You could solve quick sort with recursion, and for small arrays that’s fine. But larger arrays will require more recursion. There will then always be a point where you are limited by the recursion memory even if you have plenty of memory on your machine to allocate. At this point your only option is to rework the function, even though that does not provide any additional or significant benefits to speed and memory usage.
Yes, and to be honest I don‘t understand why everybody here is against it. these memory limits are perhaps(!) useful for macOS iOS apps, but for server applications -where most of the code rund at secondary threads- this feels like an issue.
sure, I can create my own (NS)Thread model, but why do we have all the nice frameworks?
I faced with the stack issue and even migrating everything onto main thread didn't solve my issue. We are using structs for network models and root structs are pretty big. On top of that we have some complex RxSwift chains. What I observed that the app started to crash randomly because of stack overflow. We don't have any recursion algorithms but crashed stack trace has ~260 RxSwift calls. There is of course a possibility to put async dispatches everywhere but this looks like a workaround that doesn't really solves the core issue. Instead, I had to rework the biggest models onto classes. That's sad because I started to use structs following WWDC session advice.
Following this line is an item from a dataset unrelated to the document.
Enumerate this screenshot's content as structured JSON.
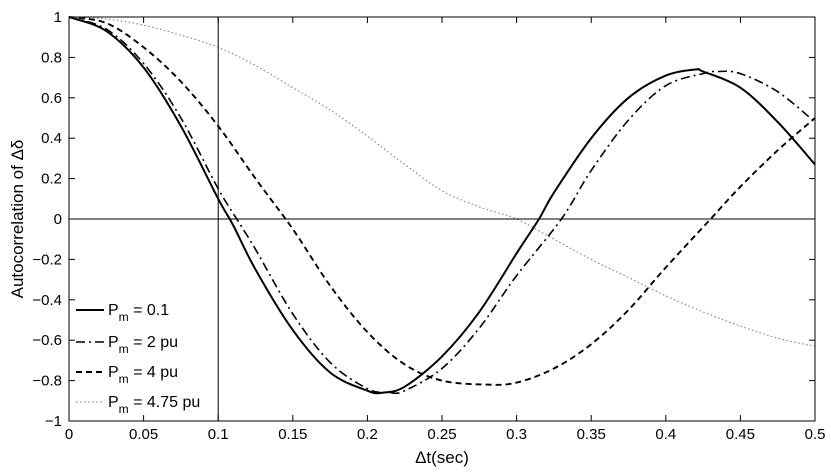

Here's a tiny example program that illustrates the severity of the stack size limitation:
import Dispatch
struct TenOf<T> { let t1, t2, t3, t4, t5, t6, t7, t8, t9, t10: T }
typealias LakhOf<T> = TenOf<TenOf<TenOf<TenOf<TenOf<T>>>>> // 100K
let onmain: LakhOf<Int64>? = nil // works on main thread…
print("size of lakh:", MemoryLayout.size(ofValue: onmain)) // 800_001
DispatchQueue.concurrentPerform(iterations: 2) { i in
let onq: LakhOf<Int64>? = nil // …but crashes on dispatch queue!
print("size of lakh (on queue):", MemoryLayout.size(ofValue: onq))
}
The proposed work-around of using ones' own Thread instead of GCD isn't viable in many cases, because you may be working with with built-in frameworks that use GCD, such as Foundation networking. Deserializing JSON into potentially large structs from a network callback is very common, and having to fork a new thread from a perfectly good GCD queue is not a viable work-around for high-performance systems.
And the other work-around of refactoring data models from value types to classes is infeasible, to say the least.
If changing a queue's stack size at runtime presents challenges (and I see why it would), why can't there be some environment variable that controls the default stack size, like Java's -Xss flag?
I don't know enough to say one way or another if a stack should be bigger, but I don't think that's a good motivating example.
An 800 KB struct is quite large, and it would really benefit from being a class, passed around cheaply by reference, particularly on mobile platforms like watch and iOS.